Os membros do grupo valorizavam a criação coletiva e integravam diferentes linguagens como música, cinema e dança, manifestavam-se principalmente através de performances, happenings, instalações, entre outros suportes inovadores para a época. Tiveram como principal referência o movimento Dadaísta e a obra de Marcel Duchamp, que influenciaram na contestação dos valores estabelecidos e no espírito anárquico do grupo.

No entanto, enquanto Duchamp havia com seus ready-mades, elementos apropriados do cotidiano sendo-lhes atribuído status de arte, mas posto ao lado do objeto artístico consagrado, criado um novo conceito de arte, a que chamava anti-arte, os artistas do Fluxus procuravam inserir a arte no cotidiano das pessoas, defendendo a idéia de que todos deveriam compreendê-la; com isso buscavam inovar e ampliar as formas de expressão artísticas.

Os artistas Nam June Paik e Wolf Vostell foram os primeiros a usar o vídeo, criando a videoarte. Nas exposições do grupo, as obras tinham sempre um teor de provocação e crítica, com a presença de um humor extravagante. Como objetivo, seus participantes visavam uma revolução cultural, social e política através da arte. Em 1963, foi escrito um manifesto contendo frases como “destruam os museus de arte” ou “destruam a cultura séria”, entre outras polêmicas.

A origem da videoarte teve inicio nos anos 60 e se deu pela disponibilização comercial do portapack (gravador portátil de videoteipe) e do gênio Nam June Paik que pôde mover e gravar coisas simultaneamente, tornando-se a partir de então uma celebridade internacional, sendo conhecido por seus trabalhos criativos e divertidos.

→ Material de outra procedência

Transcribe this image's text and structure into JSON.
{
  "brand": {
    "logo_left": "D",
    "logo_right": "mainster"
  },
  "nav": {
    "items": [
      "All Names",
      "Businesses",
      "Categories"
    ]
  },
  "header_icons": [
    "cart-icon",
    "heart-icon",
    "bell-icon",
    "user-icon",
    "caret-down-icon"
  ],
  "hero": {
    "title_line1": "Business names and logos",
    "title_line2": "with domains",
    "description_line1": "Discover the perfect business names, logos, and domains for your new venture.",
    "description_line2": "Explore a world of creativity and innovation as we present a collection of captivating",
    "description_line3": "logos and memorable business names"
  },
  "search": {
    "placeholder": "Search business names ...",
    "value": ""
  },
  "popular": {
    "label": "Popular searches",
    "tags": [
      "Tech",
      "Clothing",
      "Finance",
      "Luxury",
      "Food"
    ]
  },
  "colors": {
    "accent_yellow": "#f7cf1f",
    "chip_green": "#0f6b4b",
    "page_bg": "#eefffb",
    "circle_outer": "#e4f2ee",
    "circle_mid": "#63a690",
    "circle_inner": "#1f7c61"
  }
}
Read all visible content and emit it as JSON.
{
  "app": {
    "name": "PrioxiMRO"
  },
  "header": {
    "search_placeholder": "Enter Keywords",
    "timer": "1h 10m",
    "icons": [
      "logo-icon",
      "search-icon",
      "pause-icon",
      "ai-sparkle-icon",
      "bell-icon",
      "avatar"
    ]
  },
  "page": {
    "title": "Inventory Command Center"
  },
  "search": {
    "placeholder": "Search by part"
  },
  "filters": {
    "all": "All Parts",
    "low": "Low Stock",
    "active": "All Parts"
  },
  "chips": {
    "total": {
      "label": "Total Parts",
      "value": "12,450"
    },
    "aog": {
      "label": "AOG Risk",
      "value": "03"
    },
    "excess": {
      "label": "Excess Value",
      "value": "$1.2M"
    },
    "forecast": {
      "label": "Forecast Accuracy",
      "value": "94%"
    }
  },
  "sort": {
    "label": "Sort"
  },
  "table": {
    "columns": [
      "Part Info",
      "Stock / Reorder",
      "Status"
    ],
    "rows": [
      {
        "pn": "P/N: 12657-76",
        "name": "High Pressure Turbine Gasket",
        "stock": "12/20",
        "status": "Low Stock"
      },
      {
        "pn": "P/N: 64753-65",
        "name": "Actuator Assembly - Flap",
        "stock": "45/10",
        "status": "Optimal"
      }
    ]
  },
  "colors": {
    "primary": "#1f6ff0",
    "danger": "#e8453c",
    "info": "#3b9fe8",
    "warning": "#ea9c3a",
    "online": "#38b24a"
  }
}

Nam June Paik nasceu em 20 de junho de 1932, em Seul, Coréia. Na década de 50 fugindo da Guerra da Coréia sua família deixa o país, instalando-se em Hong Kong e depois no Japão. Em 1956 termina sua graduação na Faculdade de Tókio como bacharel em História da Arte e História da Música, incluindo uma tese sobre Arnold Schönberg (compositor austro-húngaro, 1874-1951. Especialista em escrever concertos para violino). Nesse mesmo ano transfere-se para a Alemanha, onde teve uma breve passagem pela Universidade de Munique, estudando História da Música e Composição no Conservatório de Freiburg.

De 1958 a 1963 tem seu primeiro encontro com a música eletrônica nos estúdios de John Cage, onde estudou música experimental. Conheceu Karlheinz Stockhausen onde iniciou experimentos conjuntos no Estúdio de Música Eletrônica da emissora WDR em Colônia e se associou ao movimento artístico Fluxus. Fez projetos de performance em vídeo com Laurie Anderson, Yoko Ono, David Bowie e a violoncelista Charlotte Moorman. Ainda em 1963 conhece Shuya Abe no Japão trabalhando com eletroímãs e televisão de cor. É também o ano em que teve sua grande estréia no Exposition of music-eletronic television (Ex-posição de Música, Televisão Eletrônica), espalhando diversos televisores por todos os lugares, utilizando imãs para distorcer as imagens.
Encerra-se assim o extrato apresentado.